İskandinav ülkelerinde camiyi ve cemaatı protesto etmek, İslâm'ı ve Müslümanları teröristlikte suçlayarak protesto etmek için camiye gelenlere İslâm'la ilgili dağıtılan broşürler, onları camilere, İslâm'ı daha yakından tanımaya yöneltti. Tarihinin en büyük kitlesel ihtida hareketlerinden birine tanık oluyor İskandinav ülkeleri.. Tesettür/başörtüsü imajı, tüm dünyada, iffet ve aile kavramını yeniden gündeme getiriyor.. Batılı kadınlar Müslüman kadını daha yakından tanıyınca kafalarındaki şablonların yıkıldığını görüyorlar..
Gelinim başörtüsü yüzünden Viyana Tıp Fakültesine gittiğinde, ilk günlerde fakültenin İnsan Hakları Kulübünden öğrenciler, "Üzülmeyin, korkmayın, burada başınızı açabilirsiniz. Size sahip çıkarız, sizi savunuruz; burada size bir şey yapamazlar, güven altındasınız" diye telkinlerde bulunuyorlardı. Sanıyorlardı ki, Türkiye'de onların zorla başlarını örttürüyorlardı. Ön yargılarına göre bunun böyle olması gerekirdi. Örtülü olarak okumak için ülkelerinden ayırdıklarınız kızlar Viyanadakilere zor anlattılar. Bugün şimdi yaklaşık beş yıldır Viyana'daki üniversitelerden mezun olan Avusturyalılar artık gerçeğin öteki yüzünün farkındalar.. Bu durum sadece Avusturya'da değil, dünyanın her yerinde bu gerçek yaşanıyor.. Bir yandan da artık internet var.. Guantanamo ya da Ebu Gureyb'de yaşananların demokrasi ile, hukukla açıklanmasını bırakın, insanlıkla ilgisi olmayan vahşi, barbar bir şey olduğunu artık her vicdan sahibi görüp anlıyor..
ABD çöküyor. Dolarlar artık ülkesine doğru yola çıktı.. Amerikan Doları ve borsası düşüyor.. Yatırımcı daha güvenli limanlara kaçıyor.. Şimdilik petrol yükseliyor ve doların düşmesi ile birlikte alacaklarında bir kayıp olsa da kendi borcu açısından avantajlı bir durum ortaya çıkıyor. Ancak bu düşüş kendi yandaşlarının kasalarını boşalttıktan sonra Amerika için bir felakete dönüşecek. Bu saatten sonra bir geri dönüşün mümkün olduğunu da sanmıyorum..

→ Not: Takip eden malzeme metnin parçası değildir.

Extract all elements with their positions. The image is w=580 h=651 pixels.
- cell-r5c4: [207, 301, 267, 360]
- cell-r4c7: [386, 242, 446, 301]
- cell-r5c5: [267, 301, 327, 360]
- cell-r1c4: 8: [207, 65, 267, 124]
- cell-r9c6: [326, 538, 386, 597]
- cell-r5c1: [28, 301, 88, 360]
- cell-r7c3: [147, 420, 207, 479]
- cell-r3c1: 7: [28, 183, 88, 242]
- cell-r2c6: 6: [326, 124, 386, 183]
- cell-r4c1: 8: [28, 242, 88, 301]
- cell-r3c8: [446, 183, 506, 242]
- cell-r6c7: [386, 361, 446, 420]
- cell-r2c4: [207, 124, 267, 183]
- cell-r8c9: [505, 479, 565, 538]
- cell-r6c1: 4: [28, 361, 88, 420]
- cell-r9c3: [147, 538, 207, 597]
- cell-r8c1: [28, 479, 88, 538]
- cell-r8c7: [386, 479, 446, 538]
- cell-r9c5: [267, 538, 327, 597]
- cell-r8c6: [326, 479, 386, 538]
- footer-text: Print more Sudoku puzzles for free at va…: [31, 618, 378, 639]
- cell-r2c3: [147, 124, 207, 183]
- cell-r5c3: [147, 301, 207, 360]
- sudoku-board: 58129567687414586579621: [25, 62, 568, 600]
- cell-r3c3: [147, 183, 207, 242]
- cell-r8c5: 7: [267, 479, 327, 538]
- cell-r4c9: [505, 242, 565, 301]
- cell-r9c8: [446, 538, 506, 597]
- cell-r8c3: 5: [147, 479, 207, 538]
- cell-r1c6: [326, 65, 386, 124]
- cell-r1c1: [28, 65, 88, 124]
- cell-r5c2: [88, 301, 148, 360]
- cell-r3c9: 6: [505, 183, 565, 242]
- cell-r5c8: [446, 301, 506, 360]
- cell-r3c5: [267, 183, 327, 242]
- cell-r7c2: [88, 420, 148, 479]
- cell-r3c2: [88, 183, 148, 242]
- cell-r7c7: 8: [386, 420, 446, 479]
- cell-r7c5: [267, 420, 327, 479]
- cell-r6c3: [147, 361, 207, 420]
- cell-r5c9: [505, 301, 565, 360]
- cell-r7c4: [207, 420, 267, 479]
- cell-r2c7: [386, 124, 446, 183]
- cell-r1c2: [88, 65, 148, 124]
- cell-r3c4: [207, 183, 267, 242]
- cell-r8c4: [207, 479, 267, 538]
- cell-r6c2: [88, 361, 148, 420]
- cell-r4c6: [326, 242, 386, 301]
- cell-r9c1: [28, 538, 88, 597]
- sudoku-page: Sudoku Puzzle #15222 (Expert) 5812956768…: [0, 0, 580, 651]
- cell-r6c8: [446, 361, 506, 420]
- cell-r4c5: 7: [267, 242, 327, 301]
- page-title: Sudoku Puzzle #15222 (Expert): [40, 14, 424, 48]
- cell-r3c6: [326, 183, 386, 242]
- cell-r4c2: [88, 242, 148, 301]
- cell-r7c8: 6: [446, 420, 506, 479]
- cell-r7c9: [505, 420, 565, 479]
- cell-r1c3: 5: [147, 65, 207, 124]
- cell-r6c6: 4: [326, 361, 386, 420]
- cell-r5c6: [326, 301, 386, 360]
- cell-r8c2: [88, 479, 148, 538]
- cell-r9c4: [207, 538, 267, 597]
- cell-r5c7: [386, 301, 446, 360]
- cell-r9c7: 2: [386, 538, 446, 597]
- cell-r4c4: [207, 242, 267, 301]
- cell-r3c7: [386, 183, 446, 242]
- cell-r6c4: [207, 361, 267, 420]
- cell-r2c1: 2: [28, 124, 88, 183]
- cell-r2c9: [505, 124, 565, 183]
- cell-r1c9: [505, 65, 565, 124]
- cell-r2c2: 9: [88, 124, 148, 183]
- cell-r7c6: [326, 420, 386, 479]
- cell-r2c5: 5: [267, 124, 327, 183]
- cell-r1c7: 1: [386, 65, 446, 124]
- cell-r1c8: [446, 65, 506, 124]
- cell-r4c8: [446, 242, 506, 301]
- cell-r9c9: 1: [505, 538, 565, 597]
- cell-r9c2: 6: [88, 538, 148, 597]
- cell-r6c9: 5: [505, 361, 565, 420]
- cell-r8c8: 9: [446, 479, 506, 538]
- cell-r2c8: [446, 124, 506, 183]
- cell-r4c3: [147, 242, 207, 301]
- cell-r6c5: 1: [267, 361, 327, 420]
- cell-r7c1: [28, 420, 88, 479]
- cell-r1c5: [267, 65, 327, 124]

Amerika tek kutuplu bir dünyanın yükünü taşıyamadı..
Amerika ile birlikte, Amerika'ya bel bağlayan kişilerin, kurumların, iktidarların, devletlerin de hali perişan.. Bindikleri gemi ile birlikte kendileri de batacaklar..
Yükselişi gibi çöküşü de "muhteşem" olacak..
Irak'a saplanıp kalan Bush için uygun bir şarkı sözü geliyor aklıma:
"Gitmek mi zor, kalmak mı zor, gel sen onu bir bana sor!" Bir de "Kendim ettim, kendim buldum" diye bir şarkı olacak.. Selâm ve dua ile.